Historical and cultural significance
Many communities in the greater Portland area and our region have unique and important historical and cultural ties to the Expo Center and the land it’s built upon. The Vanport Floods and WWII Internment at the Portland Assembly Center have had lasting impacts on the African American, Indigenous and Japanese American communities. Metro and the Portland Expo Center recognize the past events and injustices that took place on or near the Portland Expo Center. Expo works with Vanport Mosaic and the Nikkei Legacy Center to ensure these occurrences are never forgotten.
How will the project engage stakeholders?
With a guiding principle of transparency, stakeholder feedback will be compiled and shared with all who engage in the process.
Throughout the process, Metro and the project consultants will engage with key stakeholders with historic and cultural ties to the site, such as the African American, Indigenous and Japanese American communities, as well as Expo clients and business stakeholders in order to refine the project guiding principles. (Iterative guiding principles documents, below.)
Opportunities for input and further prioritization will continue during the development of up to 12 future scenarios. Stakeholder input will help refine the scenarios to a prioritized list of up to five potential options. This prioritized set of five future options will get further defined and evaluated for feasibility, and the broader public will be asked to weigh in on them at a future open house.

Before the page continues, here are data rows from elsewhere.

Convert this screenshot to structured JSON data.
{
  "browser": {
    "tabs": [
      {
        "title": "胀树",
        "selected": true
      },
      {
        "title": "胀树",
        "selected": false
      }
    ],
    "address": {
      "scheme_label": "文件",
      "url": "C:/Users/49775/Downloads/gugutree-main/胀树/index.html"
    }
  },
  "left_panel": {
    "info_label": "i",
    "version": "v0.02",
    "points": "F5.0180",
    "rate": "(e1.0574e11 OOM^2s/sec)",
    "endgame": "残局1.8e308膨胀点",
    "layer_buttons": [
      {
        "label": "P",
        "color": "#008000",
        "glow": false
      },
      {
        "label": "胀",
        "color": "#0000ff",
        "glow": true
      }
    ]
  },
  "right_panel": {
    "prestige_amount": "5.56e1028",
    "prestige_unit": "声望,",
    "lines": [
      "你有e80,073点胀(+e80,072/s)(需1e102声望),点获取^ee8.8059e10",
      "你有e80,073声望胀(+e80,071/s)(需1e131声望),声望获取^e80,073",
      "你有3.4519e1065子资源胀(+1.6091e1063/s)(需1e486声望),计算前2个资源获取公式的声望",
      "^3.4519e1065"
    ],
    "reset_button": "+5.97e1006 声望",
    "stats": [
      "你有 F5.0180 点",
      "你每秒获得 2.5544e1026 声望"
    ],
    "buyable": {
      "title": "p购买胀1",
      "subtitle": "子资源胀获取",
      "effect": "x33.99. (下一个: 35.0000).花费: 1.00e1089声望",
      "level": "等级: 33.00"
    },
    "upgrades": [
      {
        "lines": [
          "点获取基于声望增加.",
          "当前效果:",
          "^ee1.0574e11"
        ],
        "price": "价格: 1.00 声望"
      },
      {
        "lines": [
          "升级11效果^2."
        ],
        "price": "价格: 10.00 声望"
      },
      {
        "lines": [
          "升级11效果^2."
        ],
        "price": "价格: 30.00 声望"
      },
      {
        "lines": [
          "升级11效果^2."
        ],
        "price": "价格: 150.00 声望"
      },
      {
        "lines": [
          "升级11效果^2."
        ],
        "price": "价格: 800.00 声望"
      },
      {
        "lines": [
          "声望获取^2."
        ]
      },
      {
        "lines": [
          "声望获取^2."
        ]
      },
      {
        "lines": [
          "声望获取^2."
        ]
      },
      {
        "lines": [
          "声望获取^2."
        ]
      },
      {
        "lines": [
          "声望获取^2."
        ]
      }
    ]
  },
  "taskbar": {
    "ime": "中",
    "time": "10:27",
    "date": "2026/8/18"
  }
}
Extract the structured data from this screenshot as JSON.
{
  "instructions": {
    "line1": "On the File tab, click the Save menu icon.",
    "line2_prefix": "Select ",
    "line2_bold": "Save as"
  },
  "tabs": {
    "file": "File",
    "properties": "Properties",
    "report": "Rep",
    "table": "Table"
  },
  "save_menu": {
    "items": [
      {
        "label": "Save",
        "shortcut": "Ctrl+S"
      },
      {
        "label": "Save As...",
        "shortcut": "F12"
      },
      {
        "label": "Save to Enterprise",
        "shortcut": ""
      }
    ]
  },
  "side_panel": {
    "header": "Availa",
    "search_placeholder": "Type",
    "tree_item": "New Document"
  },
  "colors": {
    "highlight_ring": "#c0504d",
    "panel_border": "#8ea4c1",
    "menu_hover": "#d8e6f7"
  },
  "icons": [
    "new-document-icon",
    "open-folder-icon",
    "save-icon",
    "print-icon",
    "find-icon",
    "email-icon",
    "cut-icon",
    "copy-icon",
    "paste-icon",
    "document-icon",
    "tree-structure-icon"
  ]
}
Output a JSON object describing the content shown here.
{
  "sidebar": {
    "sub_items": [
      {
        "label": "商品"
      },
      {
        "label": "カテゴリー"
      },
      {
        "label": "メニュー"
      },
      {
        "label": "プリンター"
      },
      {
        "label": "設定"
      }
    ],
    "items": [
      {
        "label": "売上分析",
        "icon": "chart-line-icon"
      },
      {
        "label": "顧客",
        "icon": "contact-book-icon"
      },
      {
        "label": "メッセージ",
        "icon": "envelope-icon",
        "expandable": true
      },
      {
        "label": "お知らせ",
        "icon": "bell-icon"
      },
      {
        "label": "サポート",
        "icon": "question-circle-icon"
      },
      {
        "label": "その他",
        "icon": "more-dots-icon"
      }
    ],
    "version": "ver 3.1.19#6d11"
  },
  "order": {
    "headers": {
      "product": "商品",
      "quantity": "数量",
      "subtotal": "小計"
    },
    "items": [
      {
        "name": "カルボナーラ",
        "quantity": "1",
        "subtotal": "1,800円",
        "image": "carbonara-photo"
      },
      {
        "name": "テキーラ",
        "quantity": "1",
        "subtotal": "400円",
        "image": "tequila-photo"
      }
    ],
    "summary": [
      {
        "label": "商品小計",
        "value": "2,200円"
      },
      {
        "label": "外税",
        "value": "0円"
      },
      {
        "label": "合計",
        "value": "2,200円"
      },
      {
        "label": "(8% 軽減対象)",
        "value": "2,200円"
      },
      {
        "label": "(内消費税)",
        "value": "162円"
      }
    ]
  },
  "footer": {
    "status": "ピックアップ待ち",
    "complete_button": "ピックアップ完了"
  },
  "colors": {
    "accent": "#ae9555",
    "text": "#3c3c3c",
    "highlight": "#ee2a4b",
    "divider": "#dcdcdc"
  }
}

Key stakeholder input will help build the framework for how to evaluate different scenario options: complement, support or replace the current event center.
What we are hearing
Metro and consultant Cascadia Partners have convened an Expo Development Opportunity Study history and values workshop, a business and client workshops, and continues to engage with Tribes, jurisdictional partners, key stakeholders, and communities with a connection to the site. At workshops, stakeholders participated in group exercises that clustered collective ideas for guiding principles into common themes. As a group, participants moved the common themes into draft guiding principles. The summary document below illustrates a collation of what we have heard in our outreach to and engage with communities throughout the process.
- Honor, respect and preserve cultural and historical significance
- Require purposeful inclusion of disenfranchised, displaced and dispossessed
- Maximize community benefit and engagement for future generations
- Ongoing engagement and transparency
- Drive inclusive economic and cultural prosperity.
Note: We will expand and refine these principles after the urban Indigenous engagements, which were rescheduled to honor a community leader as well as impacts of the weather-related power and internet outages.
Core central vision
A core central vision for the Expo Center's potential futures emerged as well to include:
- Honor historical and cultural legacy
- Create wealth building opportunities for Black, Black American, Japanese, Japanese American, Tribes, Indigenous communities and other disenfranchised communities of color
- Ensure financial sustainability
- Maximize economic prosperity.
Note: Ongoing refinement with community engagements
Key stakeholder input has built the framework for how to evaluate different development options: complement, support or replace the current event center.